19-04 The Visitation

19-04 The Visitation

De Eric Saward (4 épisodes)

Réalisation : Peter Moffatt

Le Docteur et sa troupe mettent encore une fois le cap vers Heathrow pour ramener Tegan chez elle peu avant son départ. Il y’a du progrès car ils atterrissent cette fois bien à Heathrow, mais au XVIIème siècle.
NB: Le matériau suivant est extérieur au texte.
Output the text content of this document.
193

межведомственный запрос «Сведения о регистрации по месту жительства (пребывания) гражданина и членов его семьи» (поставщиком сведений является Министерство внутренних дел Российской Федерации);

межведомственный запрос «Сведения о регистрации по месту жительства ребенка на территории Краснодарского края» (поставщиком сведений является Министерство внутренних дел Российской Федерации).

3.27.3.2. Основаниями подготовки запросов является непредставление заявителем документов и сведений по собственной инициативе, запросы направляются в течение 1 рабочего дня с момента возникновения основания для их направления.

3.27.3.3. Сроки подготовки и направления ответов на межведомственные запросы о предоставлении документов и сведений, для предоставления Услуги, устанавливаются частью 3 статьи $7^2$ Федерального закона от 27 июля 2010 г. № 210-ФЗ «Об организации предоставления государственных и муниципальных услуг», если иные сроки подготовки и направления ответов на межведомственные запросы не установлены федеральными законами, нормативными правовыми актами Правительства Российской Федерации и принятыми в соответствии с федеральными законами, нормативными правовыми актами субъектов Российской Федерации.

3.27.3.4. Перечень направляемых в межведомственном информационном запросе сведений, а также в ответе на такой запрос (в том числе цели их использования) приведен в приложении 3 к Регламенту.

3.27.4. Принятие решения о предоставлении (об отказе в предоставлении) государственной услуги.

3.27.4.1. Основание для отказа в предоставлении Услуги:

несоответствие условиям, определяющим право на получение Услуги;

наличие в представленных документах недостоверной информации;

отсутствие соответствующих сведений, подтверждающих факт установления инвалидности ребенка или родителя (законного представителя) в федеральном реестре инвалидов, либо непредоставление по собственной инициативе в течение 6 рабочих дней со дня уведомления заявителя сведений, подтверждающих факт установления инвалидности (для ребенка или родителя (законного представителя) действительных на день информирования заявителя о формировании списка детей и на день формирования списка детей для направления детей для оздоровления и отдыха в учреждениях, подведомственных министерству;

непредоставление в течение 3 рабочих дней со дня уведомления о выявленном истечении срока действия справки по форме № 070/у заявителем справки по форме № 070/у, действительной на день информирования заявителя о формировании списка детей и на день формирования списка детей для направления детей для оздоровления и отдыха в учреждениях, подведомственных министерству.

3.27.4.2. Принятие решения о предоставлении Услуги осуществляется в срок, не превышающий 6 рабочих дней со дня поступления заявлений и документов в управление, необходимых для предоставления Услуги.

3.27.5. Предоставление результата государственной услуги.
Attaqués par des locaux, ils rencontrent Richard Mace, acteur devenu bandit de grand chemin à la suite de la peste qui s’est abattue dans les environs. L’homme leur propose un abri. Une comète a atterri dans les environs quelques jours plus tôt, fait qui attire l’attention du Docteur. Il embarque ses compagnons pour explorer la ville, découvrant que les autochtones possèdent des bracelets de contrôle, des Power Packs et des armes. L’invasion imminente est désormais quasi certaine. Surpris par un térileptil, lézard géant issu d’une civilisation très avancé, Adric et Tegan sont sonnés tandis que les trois autres parviennent à s’échapper in extremis. Le térileptil montre très vite son intérêt pour le Docteur et son TARDIS et passe les deux compagnons à la question.

1904

La dure vie de moniteur de colo

Le script editor du moment Eric Saward passe au scénario pour un arc peu original et répétitif. The Visitation comporte un peuple d’aliens lézaroides civilisé mais belliqueux qui contrôle les humains (et un androïde) et qui veut en montrer aux terriens du XVIIème, mais il comporte surtout un grand nombre d’enlèvements, d’attaques, d’éxécutions en cliffhanger, d’aller retour entre la campagne et le TARDIS, si bien que les péripéties deviennent vite ronflantes. Il ne faut pas non plus chercher du coté des compagnons pour pimenter l’arc. Tegan exaspère le Docteur et se fait poser un bracelet de contrôle en peu de temps. Malgré les conseils de Nyssa, Adric insiste pour aller la sauver et se fait capturer dès sa sortie du TARDIS. Nyssa reste tranquilement au vaisseau, nous privant durant une bonne partie de l’intrigue de la seule compagne assez autonome et intelligente du trio. L’atterissage dans un lieu temporel touché par la peste est une bonne piste scénaristique, mais cette menace pourtant très grave ne semble pas trop remuer tout ce petit monde.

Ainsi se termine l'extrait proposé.